Радист сел, опираясь руками о снег, и с обидой в голосе сказал:
— Я, товарищ капитан, и не собираюсь отсюда уходить. Оставьте провиант и можете отправляться дальше. Когда нога заживет, я и сама доберусь.
— Как же, будут тебе тут санатории устраивать! Засекли немцы рацию, понятно? — И вдруг, наклонившись, капитан тревожно спросил: — Постой, фамилия как твоя? Лицо что-то знакомое.
— Михайлова.
— Лихо! — пробормотал капитан не то смущенно, не то обиженно. — Ну ладно, как-нибудь разберемся… — Потом вежливо осведомился: — Может, вам помочь?
Девушка ничего не ответила. Она ползла, проваливаясь по самые плечи в снег.
Раздражение сменилось у капитана другим чувством, менее определенным, но более беспокойным.
Он помнил эту Михайлову у себя на базе, среди курсантов. Она с самого начала вызывала у него чувство неприязни, даже больше — негодования. Он никак не мог понять, зачем она на базе, — высокая, красивая, даже очень красивая, с гордо поднятой головой и ярким, большим и точно очерченным ртом, от которого трудно было отвести глаза, когда она говорила.
У нее была неприятная манера смотреть прямо в глаза — неприятная не потому, что видеть такие глаза противно: напротив, большие, внимательные и спокойные, с золотистыми искорками вокруг больших зрачков, они были очень хороши; но плохо то, что пристального взгляда их капитан не выдерживал.
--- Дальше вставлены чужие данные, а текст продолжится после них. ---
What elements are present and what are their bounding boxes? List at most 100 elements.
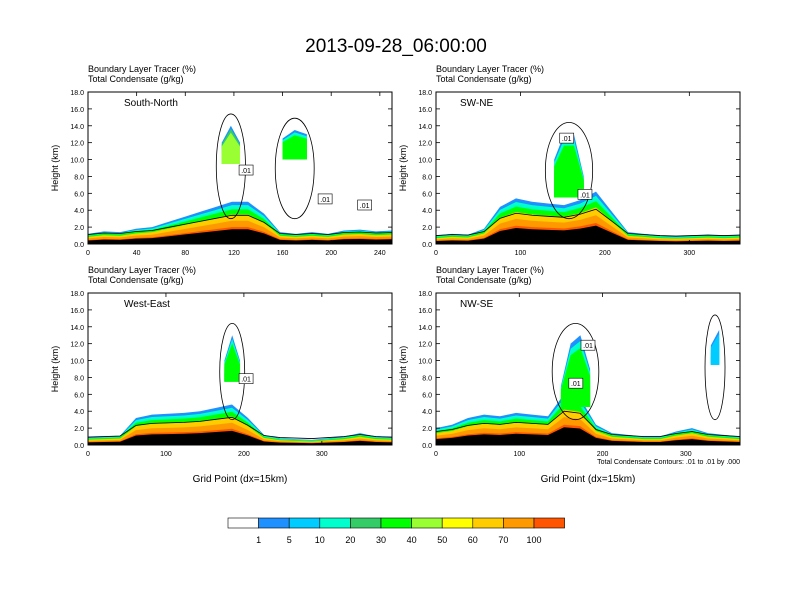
- panel-subtitle: Total Condensate (g/kg): [88, 275, 184, 285]
- colorbar-label: 1: [256, 535, 261, 545]
- colorbar-label: 20: [345, 535, 355, 545]
- colorbar-swatch: [350, 518, 381, 528]
- y-axis-label: Height (km): [50, 346, 60, 393]
- x-tick-label: 200: [599, 250, 611, 257]
- x-tick-label: 0: [86, 250, 90, 257]
- panel-nw-se: Boundary Layer Tracer (%)Total Condensat…: [398, 265, 740, 485]
- y-tick-label: 0.0: [422, 443, 432, 450]
- footnote: Total Condensate Contours: .01 to .01 by…: [597, 459, 740, 466]
- x-tick-label: 300: [316, 451, 328, 458]
- y-tick-label: 2.0: [74, 225, 84, 232]
- x-tick-label: 100: [513, 451, 525, 458]
- colorbar-swatch: [320, 518, 351, 528]
- y-tick-label: 10.0: [70, 359, 84, 366]
- colorbar-swatch: [503, 518, 534, 528]
- y-tick-label: 6.0: [74, 191, 84, 198]
- colorbar-label: 100: [526, 535, 541, 545]
- panel-subtitle: Boundary Layer Tracer (%): [436, 265, 544, 275]
- y-tick-label: 0.0: [74, 443, 84, 450]
- colorbar-swatch: [259, 518, 290, 528]
- panel-subtitle: Total Condensate (g/kg): [88, 74, 184, 84]
- panel-label: West-East: [124, 299, 170, 310]
- y-tick-label: 14.0: [70, 325, 84, 332]
- contour-label: .01: [360, 203, 370, 210]
- colorbar-swatch: [442, 518, 473, 528]
- storm-center-dot: [237, 437, 244, 444]
- y-tick-label: 16.0: [418, 107, 432, 114]
- colorbar-label: 70: [498, 535, 508, 545]
- y-tick-label: 12.0: [70, 342, 84, 349]
- x-tick-label: 200: [325, 250, 337, 257]
- panel-subtitle: Total Condensate (g/kg): [436, 74, 532, 84]
- y-tick-label: 4.0: [74, 208, 84, 215]
- contour-label: .01: [320, 197, 330, 204]
- y-tick-label: 16.0: [418, 308, 432, 315]
- panel-subtitle: Boundary Layer Tracer (%): [436, 64, 544, 74]
- y-tick-label: 4.0: [74, 409, 84, 416]
- y-tick-label: 10.0: [70, 158, 84, 165]
- x-tick-label: 160: [277, 250, 289, 257]
- y-tick-label: 18.0: [70, 291, 84, 298]
- panel-label: South-North: [124, 98, 178, 109]
- colorbar-label: 5: [287, 535, 292, 545]
- y-tick-label: 2.0: [422, 426, 432, 433]
- contour-label: .01: [241, 168, 251, 175]
- colorbar-label: 30: [376, 535, 386, 545]
- y-tick-label: 18.0: [418, 90, 432, 97]
- y-tick-label: 10.0: [418, 359, 432, 366]
- y-tick-label: 8.0: [74, 174, 84, 181]
- y-tick-label: 0.0: [422, 242, 432, 249]
- panel-subtitle: Total Condensate (g/kg): [436, 275, 532, 285]
- colorbar-swatch: [534, 518, 565, 528]
- x-tick-label: 100: [515, 250, 527, 257]
- contour-label: .01: [562, 136, 572, 143]
- contour-label: .01: [571, 381, 581, 388]
- y-tick-label: 6.0: [422, 191, 432, 198]
- y-axis-label: Height (km): [398, 145, 408, 192]
- y-tick-label: 2.0: [422, 225, 432, 232]
- x-axis-label: Grid Point (dx=15km): [541, 474, 636, 485]
- x-tick-label: 0: [86, 451, 90, 458]
- x-axis-label: Grid Point (dx=15km): [193, 474, 288, 485]
- storm-center-dot: [585, 236, 592, 243]
- panel-label: NW-SE: [460, 299, 493, 310]
- y-tick-label: 16.0: [70, 107, 84, 114]
- figure-title: 2013-09-28_06:00:00: [305, 36, 487, 57]
- y-tick-label: 14.0: [70, 124, 84, 131]
- y-tick-label: 2.0: [74, 426, 84, 433]
- colorbar-label: 10: [315, 535, 325, 545]
- colorbar: 1 5 10 20 30 40 50 60 70 100: [228, 518, 565, 545]
- y-axis-label: Height (km): [50, 145, 60, 192]
- x-tick-label: 40: [133, 250, 141, 257]
- panel-sw-ne: Boundary Layer Tracer (%)Total Condensat…: [398, 64, 740, 257]
- panel-subtitle: Boundary Layer Tracer (%): [88, 265, 196, 275]
- x-tick-label: 300: [680, 451, 692, 458]
- colorbar-label: 50: [437, 535, 447, 545]
- colorbar-swatch: [381, 518, 412, 528]
- colorbar-swatch: [289, 518, 320, 528]
- y-tick-label: 12.0: [70, 141, 84, 148]
- y-tick-label: 8.0: [422, 375, 432, 382]
- colorbar-label: 60: [468, 535, 478, 545]
- colorbar-swatch: [412, 518, 443, 528]
- x-tick-label: 120: [228, 250, 240, 257]
- y-tick-label: 8.0: [422, 174, 432, 181]
- y-tick-label: 18.0: [70, 90, 84, 97]
- y-tick-label: 14.0: [418, 325, 432, 332]
- y-tick-label: 14.0: [418, 124, 432, 131]
- x-tick-label: 0: [434, 250, 438, 257]
- y-tick-label: 4.0: [422, 208, 432, 215]
- y-axis-label: Height (km): [398, 346, 408, 393]
- figure: 2013-09-28_06:00:00 Boundary Layer Trace…: [0, 0, 792, 612]
- panel-label: SW-NE: [460, 98, 493, 109]
- contour-label: .01: [241, 377, 251, 384]
- panel-subtitle: Boundary Layer Tracer (%): [88, 64, 196, 74]
- y-tick-label: 4.0: [422, 409, 432, 416]
- x-tick-label: 80: [181, 250, 189, 257]
- y-tick-label: 12.0: [418, 141, 432, 148]
- y-tick-label: 12.0: [418, 342, 432, 349]
- y-tick-label: 0.0: [74, 242, 84, 249]
- y-tick-label: 10.0: [418, 158, 432, 165]
- storm-center-dot: [585, 437, 592, 444]
- x-tick-label: 200: [238, 451, 250, 458]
И девушка это замечала.
А потом эта манера носить волосы, пышные, блестящие и тоже золотистые, выпустив их за воротник шинели!
Сколько раз говорил капитан:
— Подберите ваши волосы. Военная форма — это не маскарадный костюм.
Правда, занималась Михайлова старательно. Оставаясь после занятий, она часто обращалась к капитану с довольно толковыми вопросами. Но капитан, убежденный в том, что знания ей не пригодятся, отвечал резко, кратко, все время поглядывая на часы.
Начальник курсов сделал замечание капитану за то, что он мало уделяет внимания Михайловой.
— Ведь она же хорошая девушка.
— Для семейной жизни, — сказал капитан и неожиданно горячо и страстно заявил: — Поймите, товарищ начальник, нашему брату никаких лишних крючков иметь нельзя! Обстановка может приказать собственноручно ликвидироваться. А она? Разве она сможет? Ведь пожалеет себя! Разве можно себя, такую… — И капитан сбился.